Antibiotics – Antibiotics may be prescribed to treat bacterial infections associated with dental disease. They help clear up infections in the mouth.

Anti-inflammatory medication – Medication to reduce inflammation and pain may be given, especially after extractions or other dental procedures.

Regular dental cleanings – Your vet may recommend regular professional cleanings to keep your cat’s teeth healthy after treatment. This can help prevent recurrence of dental disease.

Overall, treatments focus on resolving current dental infections through extraction or antibiotics while setting your cat up for better long-term dental health through cleanings and preventative care.

Caring for Your Cat’s Teeth

To care for your cat’s teeth properly, it’s important to start preventative dental care early and continue it throughout your cat’s life. Some tips for caring for your cat’s teeth at home include:

Brushing – Regular toothbrushing is the gold standard for cat dental care. Use a soft bristled brush and cat-safe toothpaste to gently brush your cat’s teeth daily if possible. Go slowly and make it a positive experience with praise and treats.

Dental treats and chews – There are a variety of dental treats, chews, and toys that help clean your cat’s teeth. Offering these regularly can reduce plaque and tartar buildup. Look for veterinary oral health council approved products.

Water additives – Additives like chlorhexidine and zinc gluconate help reduce bacteria in your cat’s mouth when added to their drinking water.

Regular vet cleanings – Even with diligent at-home care, most cats need professional veterinary dental cleanings periodically.
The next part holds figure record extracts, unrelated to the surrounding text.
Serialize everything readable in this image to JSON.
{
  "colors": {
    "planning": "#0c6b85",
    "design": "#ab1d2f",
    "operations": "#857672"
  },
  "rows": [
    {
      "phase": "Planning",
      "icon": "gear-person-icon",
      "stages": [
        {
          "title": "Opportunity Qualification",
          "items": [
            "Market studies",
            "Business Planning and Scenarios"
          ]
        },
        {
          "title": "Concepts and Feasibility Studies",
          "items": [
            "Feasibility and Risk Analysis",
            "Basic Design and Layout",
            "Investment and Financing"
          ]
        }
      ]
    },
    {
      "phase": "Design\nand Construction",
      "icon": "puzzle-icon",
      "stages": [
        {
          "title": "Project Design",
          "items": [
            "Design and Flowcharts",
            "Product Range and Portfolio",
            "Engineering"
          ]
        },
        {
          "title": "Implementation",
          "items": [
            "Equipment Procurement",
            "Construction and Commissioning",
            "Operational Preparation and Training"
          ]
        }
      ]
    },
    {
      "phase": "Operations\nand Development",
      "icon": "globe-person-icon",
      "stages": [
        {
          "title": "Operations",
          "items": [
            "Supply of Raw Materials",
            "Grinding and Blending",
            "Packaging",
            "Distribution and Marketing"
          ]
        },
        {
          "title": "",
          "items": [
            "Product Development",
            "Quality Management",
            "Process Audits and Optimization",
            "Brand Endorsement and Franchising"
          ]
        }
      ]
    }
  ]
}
Your vet can scale tartar from below the gumline and detect any underlying dental issues.

Routine oral exams – Get your vet to examine your cat’s teeth and mouth regularly, at least yearly, to catch any problems early. This is especially important as cats age.

A comprehensive dental care routine at home, veterinary cleanings, and exams will help ensure your cat’s mouth stays healthy and their teeth remain intact into old age.


In summary, kittens have baby teeth that fall out as adult teeth emerge between 3-6 months of age. Mature adult cats should not routinely lose their permanent teeth. Some tooth loss may occur with dental disease, but consistent tooth loss in adult cats is abnormal and requires veterinary examination to diagnose and treat any underlying illness. With proper preventive dental care and addressing any emerging dental disease early, you can help your cat keep its teeth for life. Don’t ignore signs of dental problems in your cat. Schedule regular vet dental checkups and cleanings for your cat, brush its teeth daily, and feed dental diets to maintain good oral health. With vigilance and proactive care, your cat’s teeth should remain firmly in place.